# Moka exploded



## RichD1 (Oct 17, 2016)

My daughters Bialetti stainless Moka exploded yesterday!! She had just finished a brew on induction heat and thinks that she turned the heat off but feels she may have turned it up full.

My question is why didn't the pressure relief valve work. The moka pot is only about 18 months old.

Looking at the pot after it cooled down it looked like the top had moved off the bottom. Inspecting it when I got it apart and I can see no visible damage.

Would you use the pot again if the pressure relief valve was replaced?

Richard


----------



## catpuccino (Jan 5, 2019)

Glad nobody was hurt. Given how affordable they are, no. Buy a new one.

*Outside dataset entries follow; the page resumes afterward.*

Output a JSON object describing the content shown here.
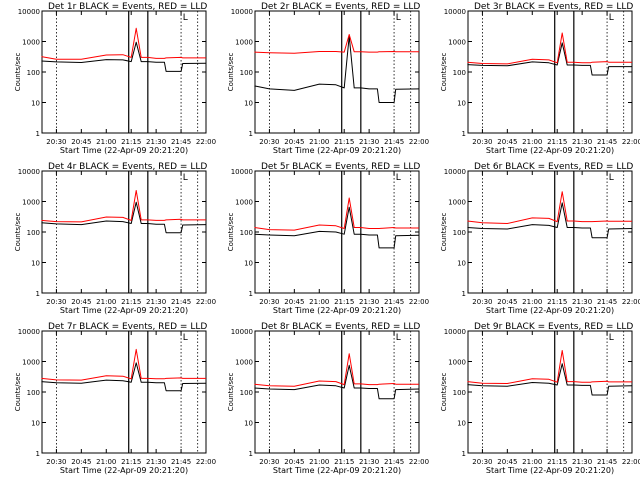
{
  "colors": {
    "background": "#ffffff",
    "events": "#000000",
    "lld": "#ff0000",
    "axis": "#000000"
  },
  "charts": {
    "title_prefix": "Det ",
    "title_suffix": " BLACK = Events, RED = LLD",
    "xlabel": "Start Time (22-Apr-09 20:21:20)",
    "ylabel": "Counts/sec",
    "x_tick_labels": [
      "20:30",
      "20:45",
      "21:00",
      "21:15",
      "21:30",
      "21:45",
      "22:00"
    ],
    "y_tick_labels": [
      "1",
      "10",
      "100",
      "1000",
      "10000"
    ],
    "marker_label": "L"
  },
  "chart_data": [
    {
      "type": "line",
      "detector": "1r",
      "title": "Det 1r BLACK = Events, RED = LLD",
      "xlabel": "Start Time (22-Apr-09 20:21:20)",
      "ylabel": "Counts/sec",
      "log_y": true,
      "ylim": [
        1,
        10000
      ],
      "xlim": [
        "20:21:20",
        "22:00:00"
      ],
      "x": [
        "20:21",
        "20:30",
        "20:45",
        "21:00",
        "21:10",
        "21:15",
        "21:18",
        "21:21",
        "21:25",
        "21:30",
        "21:35",
        "21:36",
        "21:45",
        "21:46",
        "22:00"
      ],
      "series": [
        {
          "name": "Events",
          "values": [
            230,
            215,
            205,
            255,
            250,
            220,
            950,
            220,
            220,
            210,
            210,
            105,
            105,
            190,
            195
          ]
        },
        {
          "name": "LLD",
          "values": [
            320,
            260,
            260,
            360,
            370,
            300,
            2700,
            300,
            300,
            280,
            280,
            290,
            300,
            290,
            290
          ]
        }
      ],
      "vlines": [
        "21:13:30",
        "21:25:00"
      ],
      "dotted_lines": [
        "20:30",
        "21:45",
        "21:55"
      ]
    },
    {
      "type": "line",
      "detector": "2r",
      "title": "Det 2r BLACK = Events, RED = LLD",
      "xlabel": "Start Time (22-Apr-09 20:21:20)",
      "ylabel": "Counts/sec",
      "log_y": true,
      "ylim": [
        1,
        10000
      ],
      "xlim": [
        "20:21:20",
        "22:00:00"
      ],
      "x": [
        "20:21",
        "20:30",
        "20:45",
        "21:00",
        "21:10",
        "21:15",
        "21:18",
        "21:21",
        "21:25",
        "21:30",
        "21:35",
        "21:36",
        "21:45",
        "21:46",
        "22:00"
      ],
      "series": [
        {
          "name": "Events",
          "values": [
            35,
            28,
            25,
            40,
            38,
            30,
            1500,
            30,
            30,
            28,
            28,
            10,
            10,
            27,
            28
          ]
        },
        {
          "name": "LLD",
          "values": [
            450,
            430,
            410,
            470,
            470,
            450,
            1700,
            460,
            460,
            450,
            450,
            460,
            470,
            460,
            460
          ]
        }
      ],
      "vlines": [
        "21:13:30",
        "21:25:00"
      ],
      "dotted_lines": [
        "20:30",
        "21:45",
        "21:55"
      ]
    },
    {
      "type": "line",
      "detector": "3r",
      "title": "Det 3r BLACK = Events, RED = LLD",
      "xlabel": "Start Time (22-Apr-09 20:21:20)",
      "ylabel": "Counts/sec",
      "log_y": true,
      "ylim": [
        1,
        10000
      ],
      "xlim": [
        "20:21:20",
        "22:00:00"
      ],
      "x": [
        "20:21",
        "20:30",
        "20:45",
        "21:00",
        "21:10",
        "21:15",
        "21:18",
        "21:21",
        "21:25",
        "21:30",
        "21:35",
        "21:36",
        "21:45",
        "21:46",
        "22:00"
      ],
      "series": [
        {
          "name": "Events",
          "values": [
            175,
            165,
            160,
            215,
            200,
            170,
            900,
            170,
            170,
            165,
            165,
            80,
            80,
            150,
            150
          ]
        },
        {
          "name": "LLD",
          "values": [
            210,
            190,
            185,
            260,
            250,
            200,
            1900,
            210,
            210,
            200,
            200,
            210,
            220,
            210,
            210
          ]
        }
      ],
      "vlines": [
        "21:13:30",
        "21:25:00"
      ],
      "dotted_lines": [
        "20:30",
        "21:45",
        "21:55"
      ]
    },
    {
      "type": "line",
      "detector": "4r",
      "title": "Det 4r BLACK = Events, RED = LLD",
      "xlabel": "Start Time (22-Apr-09 20:21:20)",
      "ylabel": "Counts/sec",
      "log_y": true,
      "ylim": [
        1,
        10000
      ],
      "xlim": [
        "20:21:20",
        "22:00:00"
      ],
      "x": [
        "20:21",
        "20:30",
        "20:45",
        "21:00",
        "21:10",
        "21:15",
        "21:18",
        "21:21",
        "21:25",
        "21:30",
        "21:35",
        "21:36",
        "21:45",
        "21:46",
        "22:00"
      ],
      "series": [
        {
          "name": "Events",
          "values": [
            200,
            185,
            175,
            230,
            220,
            190,
            950,
            190,
            190,
            180,
            180,
            95,
            95,
            170,
            175
          ]
        },
        {
          "name": "LLD",
          "values": [
            240,
            220,
            215,
            310,
            300,
            240,
            2300,
            250,
            250,
            240,
            240,
            250,
            260,
            250,
            250
          ]
        }
      ],
      "vlines": [
        "21:13:30",
        "21:25:00"
      ],
      "dotted_lines": [
        "20:30",
        "21:45",
        "21:55"
      ]
    },
    {
      "type": "line",
      "detector": "5r",
      "title": "Det 5r BLACK = Events, RED = LLD",
      "xlabel": "Start Time (22-Apr-09 20:21:20)",
      "ylabel": "Counts/sec",
      "log_y": true,
      "ylim": [
        1,
        10000
      ],
      "xlim": [
        "20:21:20",
        "22:00:00"
      ],
      "x": [
        "20:21",
        "20:30",
        "20:45",
        "21:00",
        "21:10",
        "21:15",
        "21:18",
        "21:21",
        "21:25",
        "21:30",
        "21:35",
        "21:36",
        "21:45",
        "21:46",
        "22:00"
      ],
      "series": [
        {
          "name": "Events",
          "values": [
            85,
            80,
            75,
            105,
            100,
            85,
            650,
            85,
            85,
            80,
            80,
            30,
            30,
            75,
            78
          ]
        },
        {
          "name": "LLD",
          "values": [
            140,
            120,
            115,
            170,
            160,
            130,
            1300,
            140,
            140,
            130,
            130,
            130,
            140,
            135,
            135
          ]
        }
      ],
      "vlines": [
        "21:13:30",
        "21:25:00"
      ],
      "dotted_lines": [
        "20:30",
        "21:45",
        "21:55"
      ]
    },
    {
      "type": "line",
      "detector": "6r",
      "title": "Det 6r BLACK = Events, RED = LLD",
      "xlabel": "Start Time (22-Apr-09 20:21:20)",
      "ylabel": "Counts/sec",
      "log_y": true,
      "ylim": [
        1,
        10000
      ],
      "xlim": [
        "20:21:20",
        "22:00:00"
      ],
      "x": [
        "20:21",
        "20:30",
        "20:45",
        "21:00",
        "21:10",
        "21:15",
        "21:18",
        "21:21",
        "21:25",
        "21:30",
        "21:35",
        "21:36",
        "21:45",
        "21:46",
        "22:00"
      ],
      "series": [
        {
          "name": "Events",
          "values": [
            140,
            130,
            125,
            175,
            165,
            140,
            900,
            140,
            140,
            135,
            135,
            65,
            65,
            125,
            130
          ]
        },
        {
          "name": "LLD",
          "values": [
            230,
            200,
            190,
            290,
            280,
            220,
            2100,
            230,
            230,
            220,
            220,
            220,
            230,
            225,
            225
          ]
        }
      ],
      "vlines": [
        "21:13:30",
        "21:25:00"
      ],
      "dotted_lines": [
        "20:30",
        "21:45",
        "21:55"
      ]
    },
    {
      "type": "line",
      "detector": "7r",
      "title": "Det 7r BLACK = Events, RED = LLD",
      "xlabel": "Start Time (22-Apr-09 20:21:20)",
      "ylabel": "Counts/sec",
      "log_y": true,
      "ylim": [
        1,
        10000
      ],
      "xlim": [
        "20:21:20",
        "22:00:00"
      ],
      "x": [
        "20:21",
        "20:30",
        "20:45",
        "21:00",
        "21:10",
        "21:15",
        "21:18",
        "21:21",
        "21:25",
        "21:30",
        "21:35",
        "21:36",
        "21:45",
        "21:46",
        "22:00"
      ],
      "series": [
        {
          "name": "Events",
          "values": [
            220,
            200,
            195,
            245,
            235,
            210,
            900,
            210,
            210,
            200,
            200,
            110,
            110,
            190,
            195
          ]
        },
        {
          "name": "LLD",
          "values": [
            280,
            250,
            245,
            340,
            330,
            270,
            2500,
            280,
            280,
            270,
            270,
            280,
            290,
            280,
            280
          ]
        }
      ],
      "vlines": [
        "21:13:30",
        "21:25:00"
      ],
      "dotted_lines": [
        "20:30",
        "21:45",
        "21:55"
      ]
    },
    {
      "type": "line",
      "detector": "8r",
      "title": "Det 8r BLACK = Events, RED = LLD",
      "xlabel": "Start Time (22-Apr-09 20:21:20)",
      "ylabel": "Counts/sec",
      "log_y": true,
      "ylim": [
        1,
        10000
      ],
      "xlim": [
        "20:21:20",
        "22:00:00"
      ],
      "x": [
        "20:21",
        "20:30",
        "20:45",
        "21:00",
        "21:10",
        "21:15",
        "21:18",
        "21:21",
        "21:25",
        "21:30",
        "21:35",
        "21:36",
        "21:45",
        "21:46",
        "22:00"
      ],
      "series": [
        {
          "name": "Events",
          "values": [
            135,
            125,
            120,
            170,
            160,
            135,
            750,
            135,
            135,
            130,
            130,
            60,
            60,
            120,
            125
          ]
        },
        {
          "name": "LLD",
          "values": [
            180,
            160,
            155,
            230,
            220,
            175,
            1800,
            185,
            185,
            175,
            175,
            180,
            190,
            180,
            180
          ]
        }
      ],
      "vlines": [
        "21:13:30",
        "21:25:00"
      ],
      "dotted_lines": [
        "20:30",
        "21:45",
        "21:55"
      ]
    },
    {
      "type": "line",
      "detector": "9r",
      "title": "Det 9r BLACK = Events, RED = LLD",
      "xlabel": "Start Time (22-Apr-09 20:21:20)",
      "ylabel": "Counts/sec",
      "log_y": true,
      "ylim": [
        1,
        10000
      ],
      "xlim": [
        "20:21:20",
        "22:00:00"
      ],
      "x": [
        "20:21",
        "20:30",
        "20:45",
        "21:00",
        "21:10",
        "21:15",
        "21:18",
        "21:21",
        "21:25",
        "21:30",
        "21:35",
        "21:36",
        "21:45",
        "21:46",
        "22:00"
      ],
      "series": [
        {
          "name": "Events",
          "values": [
            175,
            160,
            155,
            205,
            195,
            170,
            850,
            170,
            170,
            165,
            165,
            80,
            80,
            155,
            160
          ]
        },
        {
          "name": "LLD",
          "values": [
            220,
            195,
            190,
            270,
            260,
            210,
            2300,
            220,
            220,
            210,
            210,
            215,
            225,
            215,
            215
          ]
        }
      ],
      "vlines": [
        "21:13:30",
        "21:25:00"
      ],
      "dotted_lines": [
        "20:30",
        "21:45",
        "21:55"
      ]
    }
  ]
}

As for why, the only thing I can think must've happened is the pressure relief valve got blocked. This can happen from mineral build up or just time, and it's why you're meant to pull it out (it's springy) periodically to ensure it remains freed.


----------



## MediumRoastSteam (Jul 7, 2015)

Did you fill with water below the safety valve? You should have.

How compact was your coffee so that it could not escape though that? Seems crazy.


----------



## RichD1 (Oct 17, 2016)

I've had a quick look at the relief valve looks like it is fully out as I couldn't move it. I'll give it another look as I would like to understand how it works for the future. I've got a 15 year old Bialetti pot and have never considered checking the valve. Interestingly my valve is totally different, can't see how I could test it.

Richard


----------



## El carajillo (Mar 16, 2013)

They are often a spring and ball. Push with a pin from the inside, you should be able to feel the spring give as you move the ball.

Do not compress the coffee before placing the screen.


----------



## RichD1 (Oct 17, 2016)

Water level was below the valve and the coffee is never tamped.

Richard


----------